ハハハハハハッ!と高らかに笑う団長は両手を広げ喉を張り上げた。

気が収まるまで拍手を鳴らし続けたお陰で、彼女を演者名で呼ぶ程度の配慮も回る。何度も騒がないようにと注意を繰り返したエリックも、歓声の中の今だけはこのまま放っておいた。つい先ほど興奮状態だった団長を失意の底にたたき落としてしまった後だから余計にである。


降下も早ければ、浮上も早かった団長は今でこそ他の観客と同じように明るく喝采を上げているが、ほんの数秒間とはいえ目に見えて萎れていた姿には少なからず悪いことを言ったとエリックは反省した。それほどのわかりやすい落ち込みぶりだった。

プライドとアランが揃い手を振り退場し始めても惜しむように拍手も歓声も止まらない。アンコール、と一部の観客が声を合わせだせばうっかり団長までその声に重ねようとした為、そこで慌ててエリックが口を塞いだ。

団長は気付いていなくとも、今の演目のアンコールはそのまま目の前にいる特別席の観客一名へと同義だ。


今も不機嫌そうに足を組み背もたれに寄りかかるヴァルは、ケメトと前のめりになるセフェクに腕を引っ張られながらも知らぬ存ぜぬを貫き通す。

「今のってそうでしょ?!」と具体的には伏せながらもヴァルへ直接確認しようとするセフェクに、ケメトも「今は駄目ですよ!」と止める。

しかしそのケメトもまた、演目中ヴァルが特殊能力を使い始めた時点でその腕にしがみ付いていた。二日に一度触れればヴァルが特殊能力を増強されたまま使えることはわかっていても、ヴァルとプライドの演目を応援したい気持ちでしがみつき続けた。

舞台にプライドがいて、そしてヴァルの特殊能力で活躍する姿はセフェクにもケメトにも夢のような演目だった。

しかも、ヴァルにしては珍し過ぎる幻想的な演出はセフェク達も見たことのない特殊能力の使い方だった。
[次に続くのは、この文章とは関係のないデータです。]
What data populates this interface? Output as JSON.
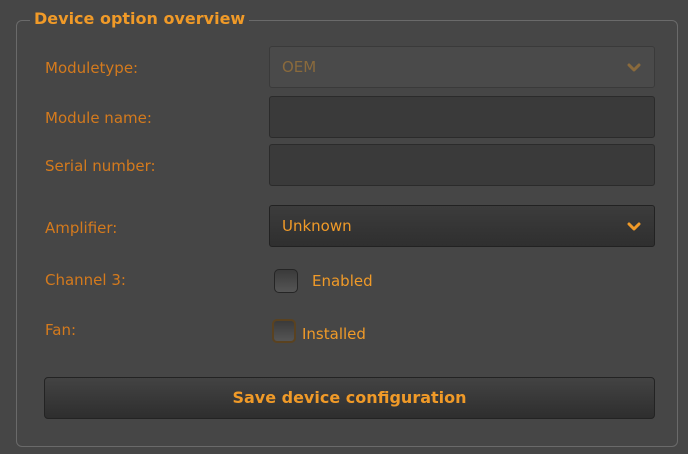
{
  "group": {
    "title": "Device option overview"
  },
  "fields": {
    "moduletype": {
      "label": "Moduletype:",
      "value": "OEM",
      "icon": "chevron-down-icon",
      "disabled": true
    },
    "module_name": {
      "label": "Module name:",
      "value": ""
    },
    "serial_number": {
      "label": "Serial number:",
      "value": ""
    },
    "amplifier": {
      "label": "Amplifier:",
      "value": "Unknown",
      "icon": "chevron-down-icon"
    },
    "channel3": {
      "label": "Channel 3:",
      "checkbox_label": "Enabled",
      "checked": false
    },
    "fan": {
      "label": "Fan:",
      "checkbox_label": "Installed",
      "checked": false
    }
  },
  "actions": {
    "save_label": "Save device configuration"
  },
  "colors": {
    "accent": "#f09a28",
    "label": "#d47a1d",
    "background": "#464646"
  }
}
「私もやりたい!」とセフェクが声を上げたが、ヴァルは聞こえなかったことにする。まずプライド並みの化け物でなければ飛び移ること自体難しい。何より、自分は二度とあんなガラでもないお膳立てをしたくない。もともと発案はレオンである。


「怒ってないかい?アランに美味しいとこ取りされて」

「アァ?わかっててそうさせたんじゃねぇのか」

そりゃそうだけど、と。レオンはヴァルに小さく肩を竦めながらそれ以上は一度飲み込み自重する。

ヴァルに締め括りを任されてからすぐに舞台上の大道具から団員配置まで確認したレオンは、高台に控えていたアランの存在にも気がついていた。自分が見つけた時には柱で飛び回るプライドに集中していたアランと目を合わすことすらできなかったが、以前から感じていた彼の察しの良さと先に見せられた空中ブランコでの身体能力や団長の評価からも、任せればなんとかしてくれるだろうと考えた。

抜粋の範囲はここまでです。